In a recent investigation by the Ministry of Public Safety and Security, there were 20 cases in which a government office wrote on official documents they set up an AI control team for their communities, but did not actually do so.

In Sejong City, a farmer was caught shipping off 100,000 chickens to his retailers last month and reporting to the government the next day that his farm appeared to be hit by AI. It later tested positive and authorities are now investigating whether he had known about the infection ahead of time.

In a country where the government relies on farmers to report viruses on their own, and punishes those who turn out to have failed to take proper quarantine measures in the first place, many farmers hesitate to report their circumstances.

Moreover, movement bans are imposed on poultry farmers and their vehicles at locations where the virus has tested positive, but rarely are these restrictions taken seriously.
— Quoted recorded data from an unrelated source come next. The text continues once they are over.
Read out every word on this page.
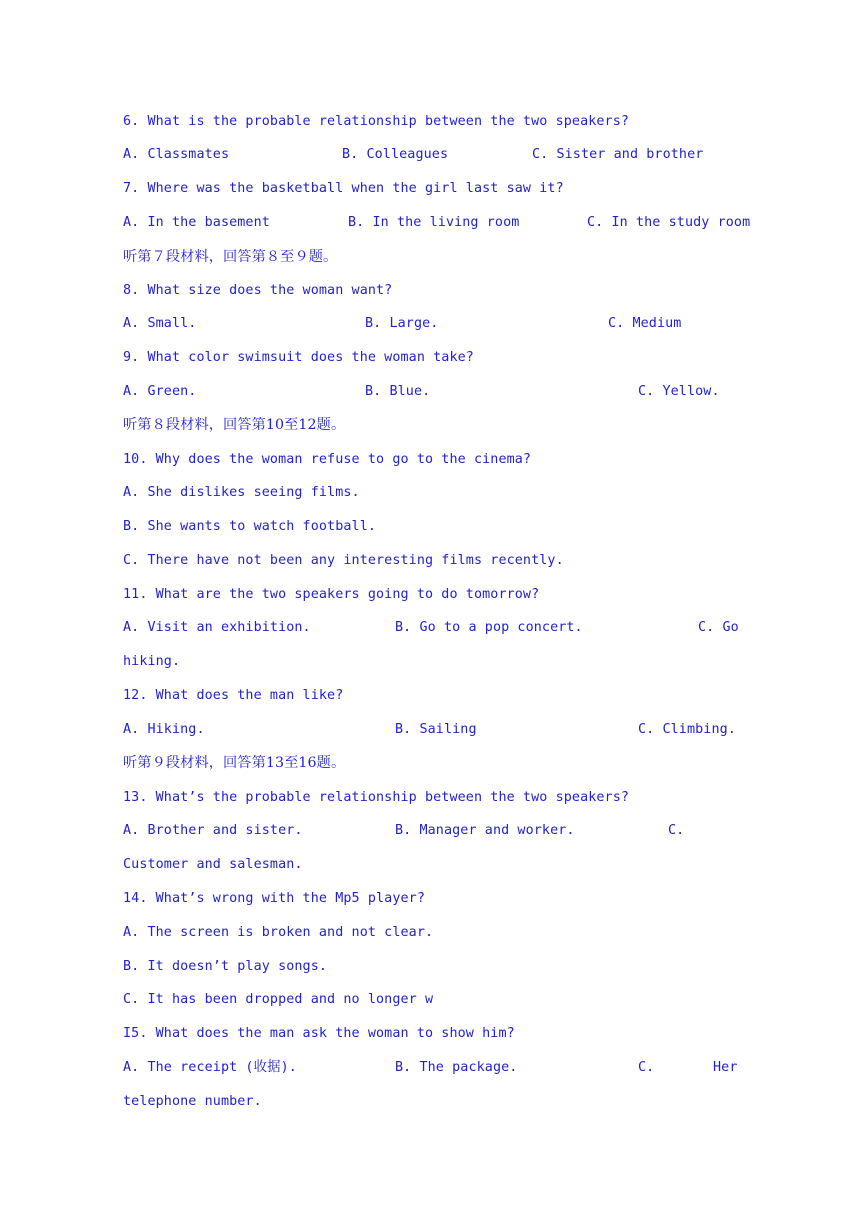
6. What is the probable relationship between the two speakers?

A. Classmates

	B. Colleagues

	C. Sister and brother

7. Where was the basketball when the girl last saw it?

A. In the basement

	B. In the living room

	C. In the study room

听第７段材料，回答第８至９题。
8. What size does the woman want?

A. Small.

	B. Large.

	C. Medium

9. What color swimsuit does the woman take?

A. Green.

	B. Blue.

	C. Yellow.

听第８段材料，回答第10至12题。
10. Why does the woman refuse to go to the cinema?
A. She dislikes seeing films.
B. She wants to watch football.
C. There have not been any interesting films recently.
11. What are the two speakers going to do tomorrow?

A. Visit an exhibition.

	B. Go to a pop concert.

	C. Go

hiking.
12. What does the man like?

A. Hiking.

	B. Sailing

	C. Climbing.

听第９段材料，回答第13至16题。
13. What’s the probable relationship between the two speakers?

A. Brother and sister.

	B. Manager and worker.

	C.

Customer and salesman.
14. What’s wrong with the Mp5 player?
A. The screen is broken and not clear.
B. It doesn’t play songs.
C. It has been dropped and no longer w
I5. What does the man ask the woman to show him?

A. The receipt (收据).

	B. The package.

	C.

	Her

telephone number.
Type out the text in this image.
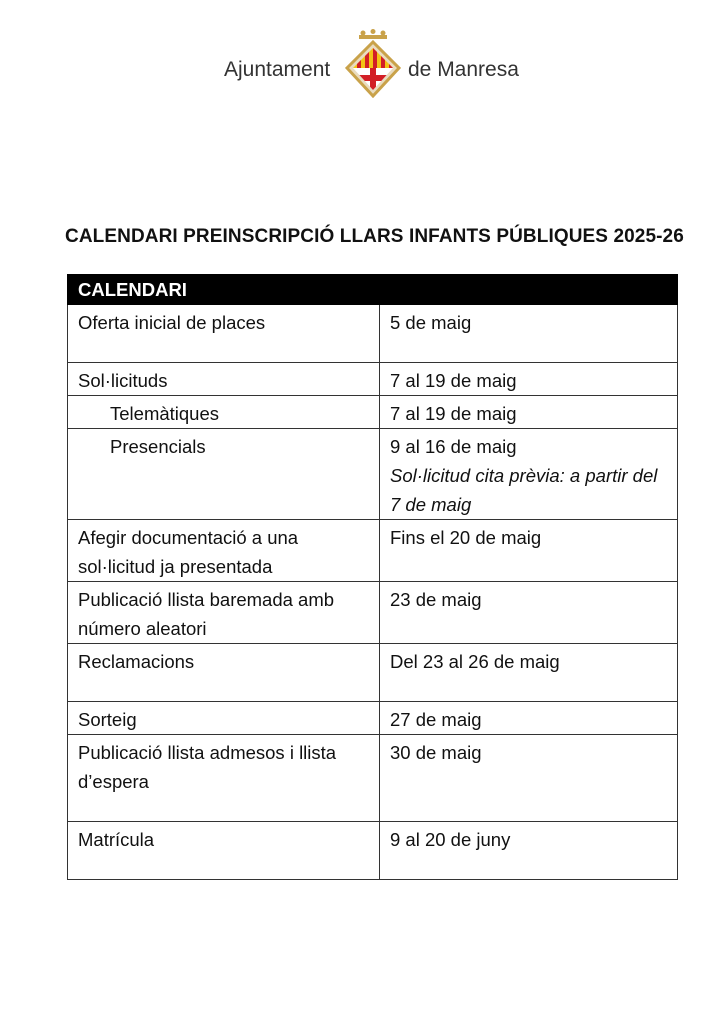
Ajuntament	de Manresa
CALENDARI PREINSCRIPCIÓ LLARS INFANTS PÚBLIQUES 2025-26
CALENDARI	
Oferta inicial de places	5 de maig
Sol·licituds	7 al 19 de maig
Telemàtiques	7 al 19 de maig
Presencials	9 al 16 de maig
Sol·licitud cita prèvia: a partir del 7 de maig

Afegir documentació a una sol·licitud ja presentada	Fins el 20 de maig
Publicació llista baremada amb número aleatori	23 de maig
Reclamacions	Del 23 al 26 de maig
Sorteig	27 de maig
Publicació llista admesos i llista d’espera	30 de maig
Matrícula	9 al 20 de juny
Choe Nong-hoon, a veterinary medicine professor at Konkuk University in Seoul, thinks it is time for Korea to reform its entire poultry farming industry as current circumstances will only attract more forms of AI in the future. In Korea, chickens are normally raised in a closed, artificial setting, Choe said, as opposed to European countries and Japan, where free-range farming is more common.

Free-range farming is more expensive, but cheap goods can be replenished by foreign imports, said the professor.

“It’s about time to negotiate changes in related policies not just for Korea’s poultry industry,” Choe said, “but for the sake of public health.”